Os contos anônimos populares têm uma série de mecanismos
internos que criam uma lógica própria, diferente da que encontramos nos contos
da literatura autoral.
Eis uma história de origem africana colhida na Literatura Oral no Brasil (2ª. edição,
1978) de Luís da Câmara Cascudo.
Um caçador ia pelo mato. Encontrou uma velha caveira humana. O caçador
perguntou:
-- O que te trouxe aqui?
A caveira respondeu:
-- A língua me trouxe aqui!
O caçador foi-se embora. Procurou o rei. Disse ao rei:
-- Encontrei uma velha caveira humana no mato. Falou como se fosse pai
e mãe.
O rei disse:
-- Nunca, desde que minha mãe me suportava, ouvi dizer que uma caveira
falasse.
O rei intimou a Álkali, o Saba e o Degi e lhes perguntou se tinham
ouvido falar no assunto. Nenhum homem prudente havia sabido e o rei decidiu
mandar uma guarda com o caçador para o mato e verificar se o caso era
verdadeiro, conforme fosse a razão. A guarda acompanhou o caçador ao mato com
ordem de matá-lo no lugar onde ele tivesse mentido. A guarda e o caçador
encontraram a caveira. O caçador dirigiu-se à caveira:
- Caveira, fala! – A caveira ficou silenciosa. O caçador perguntou
depois: -- Quem te trouxe para aqui?
A caveira não quis responder. Durante todo o longo dia o caçador rogou
que a caveira falasse sem que esta respondesse. À tarde a guarda disse ao
caçador que conseguisse a caveira falar e, quando nada foi possível, matou-o de
acordo com as ordens do rei.
Quando a guarda se foi embora, a cabeça abriu a boca e perguntou à
cabeça recém-decepada do caçador:
-- Quem te trouxe para aqui?
A cabeça do caçador respondeu:
-- A língua me conduziu para aqui!...
O elemento mais visível é o diálogo com o sobrenatural,
no caso, a caveira. Um tema muito genérico, enriquecido por dois detalhes:
1)
O encontro tanto é casual como parece uma
fatalidade. O caçador não estava à procura nenhuma caveira. No instante em que
encontra a caveira, seu destino está selado. Algo vai acontecer.
2)
O homem interpela a caveira, sem motivo nenhum
aparente. É ele quem inicia o diálogo, portanto, embora o encontro possa ter
sido casual, ele teve a iniciativa de “abrir a porta” e se sujeitar às
consequências, quando podia ter passado direto. Mas, como qualquer estudioso da
Narrativa sabe – se fizesse assim não haveria a história.

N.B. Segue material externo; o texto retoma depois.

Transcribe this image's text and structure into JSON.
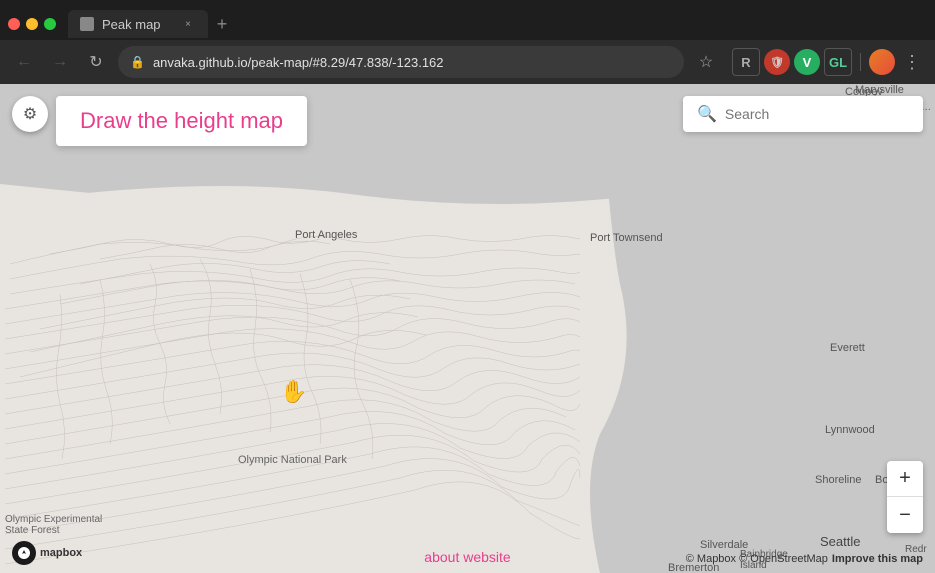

Quando o homem se dirige a ela, a caveira responde de
imediato. E o diálogo se encerra. É como se o homem não tivesse maior
curiosidade no que a caveira poderia lhe dizer a mais. Assim que a caveira
responde ele faz meia volta e vai direto contar ao rei o que viu e, por
consequência disso, condenar-se à morte.
Numa história “com psicologia”, o leitor se perguntaria: “Mas
por que não perguntou mais coisas à caveira? Por que foi contar ao rei?”.

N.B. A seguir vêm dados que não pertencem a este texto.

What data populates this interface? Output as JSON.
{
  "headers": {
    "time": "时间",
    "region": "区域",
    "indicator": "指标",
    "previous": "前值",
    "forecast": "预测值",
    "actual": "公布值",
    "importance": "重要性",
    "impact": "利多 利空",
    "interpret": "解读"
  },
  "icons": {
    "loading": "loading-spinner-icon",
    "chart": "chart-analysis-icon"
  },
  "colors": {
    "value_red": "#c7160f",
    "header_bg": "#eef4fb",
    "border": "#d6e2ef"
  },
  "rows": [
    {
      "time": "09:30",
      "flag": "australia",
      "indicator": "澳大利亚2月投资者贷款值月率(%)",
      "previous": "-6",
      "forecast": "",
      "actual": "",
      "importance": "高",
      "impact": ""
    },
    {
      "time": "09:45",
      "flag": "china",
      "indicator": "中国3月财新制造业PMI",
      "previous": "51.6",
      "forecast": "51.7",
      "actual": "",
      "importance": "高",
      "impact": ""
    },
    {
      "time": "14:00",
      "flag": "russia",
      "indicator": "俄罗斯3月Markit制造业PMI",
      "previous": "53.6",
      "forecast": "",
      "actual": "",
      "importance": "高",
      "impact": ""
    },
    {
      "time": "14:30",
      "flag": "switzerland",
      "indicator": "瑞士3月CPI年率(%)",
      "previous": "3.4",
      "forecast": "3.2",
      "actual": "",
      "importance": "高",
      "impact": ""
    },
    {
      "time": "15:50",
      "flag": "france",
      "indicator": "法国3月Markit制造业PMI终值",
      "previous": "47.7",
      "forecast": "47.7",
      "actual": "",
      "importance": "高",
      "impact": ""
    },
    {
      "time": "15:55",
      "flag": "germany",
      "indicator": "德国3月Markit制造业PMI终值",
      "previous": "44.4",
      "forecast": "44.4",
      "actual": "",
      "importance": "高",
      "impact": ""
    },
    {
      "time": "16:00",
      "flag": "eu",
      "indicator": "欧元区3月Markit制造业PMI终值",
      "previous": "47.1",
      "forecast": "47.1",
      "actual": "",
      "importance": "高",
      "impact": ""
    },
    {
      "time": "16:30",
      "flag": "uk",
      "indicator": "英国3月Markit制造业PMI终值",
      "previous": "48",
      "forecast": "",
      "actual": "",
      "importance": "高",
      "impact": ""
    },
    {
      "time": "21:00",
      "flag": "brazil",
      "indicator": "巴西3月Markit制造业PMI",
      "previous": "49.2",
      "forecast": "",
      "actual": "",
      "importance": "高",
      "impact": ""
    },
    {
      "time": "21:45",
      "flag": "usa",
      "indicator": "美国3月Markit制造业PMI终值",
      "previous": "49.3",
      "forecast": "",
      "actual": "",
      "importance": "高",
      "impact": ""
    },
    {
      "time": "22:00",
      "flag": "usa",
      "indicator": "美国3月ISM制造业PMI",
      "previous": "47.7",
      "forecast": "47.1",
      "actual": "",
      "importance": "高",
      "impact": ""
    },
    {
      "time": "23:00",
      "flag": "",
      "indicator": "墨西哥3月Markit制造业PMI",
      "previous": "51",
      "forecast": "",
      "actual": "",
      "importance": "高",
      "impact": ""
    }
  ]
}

Nos contos populares, é frequente que se narre a história
“do lado de fora” dos personagens, sem esmiuçar seus sentimentos ou suas
motivações. No máximo, uma referência breve a uma emoção: “O menino ficou com
medo e saiu correndo... O homem era ambicioso e procurou tirar vantagem
daquilo... A camponesa se afeiçoou àquele bicho e levou-o para sua
casa...” Neste caso, podemos apenas
especular sobre o que levou o homem a ir contar ao rei.

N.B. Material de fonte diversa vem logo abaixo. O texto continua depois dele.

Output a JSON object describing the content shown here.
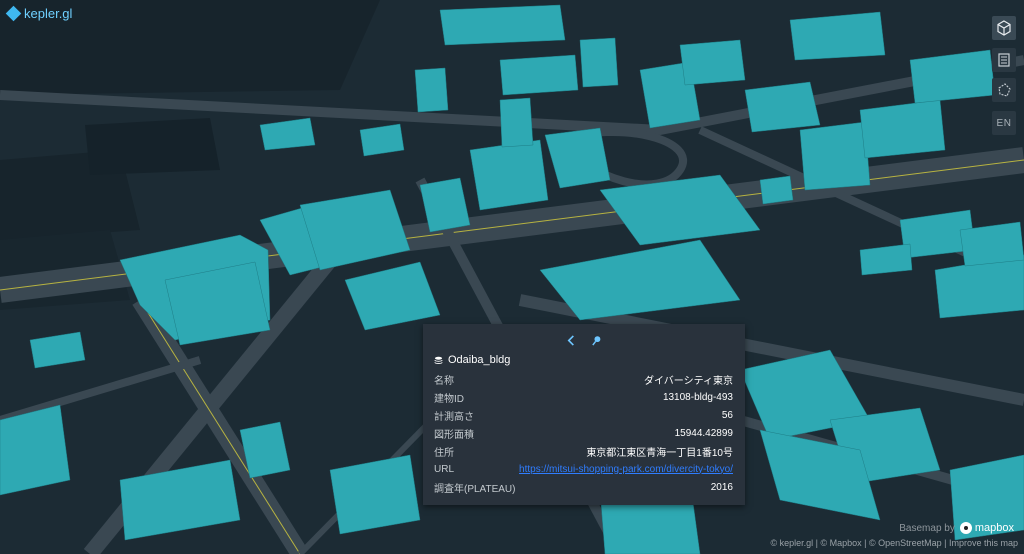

Ouvindo a palavra “rei” nossa primeira intenção é
imaginar um palácio, uma corte, um trono, etc.
Mas se o conto é africano pode muito bem se tratar de um “rei” local, um
chefe da tribo, a quem qualquer cidadão tem acesso imediato, de modo que o
caçador vai direto a ele.
E o rei se comporta como os reis das histórias, com uma
ordem radical: “Vamos ver se você está falando a verdade. Se estiver mentindo,
morre.”
E ele volta acompanhando pela guarda, e evidentemente a
caveira não lhe responde. Só quando ele está morto e decapitado os dois falam –
e a última cena é a representação oposta e simétrica da primeira cena. A
caveira faz a mesma pergunta, e o caçador dá a mesma resposta.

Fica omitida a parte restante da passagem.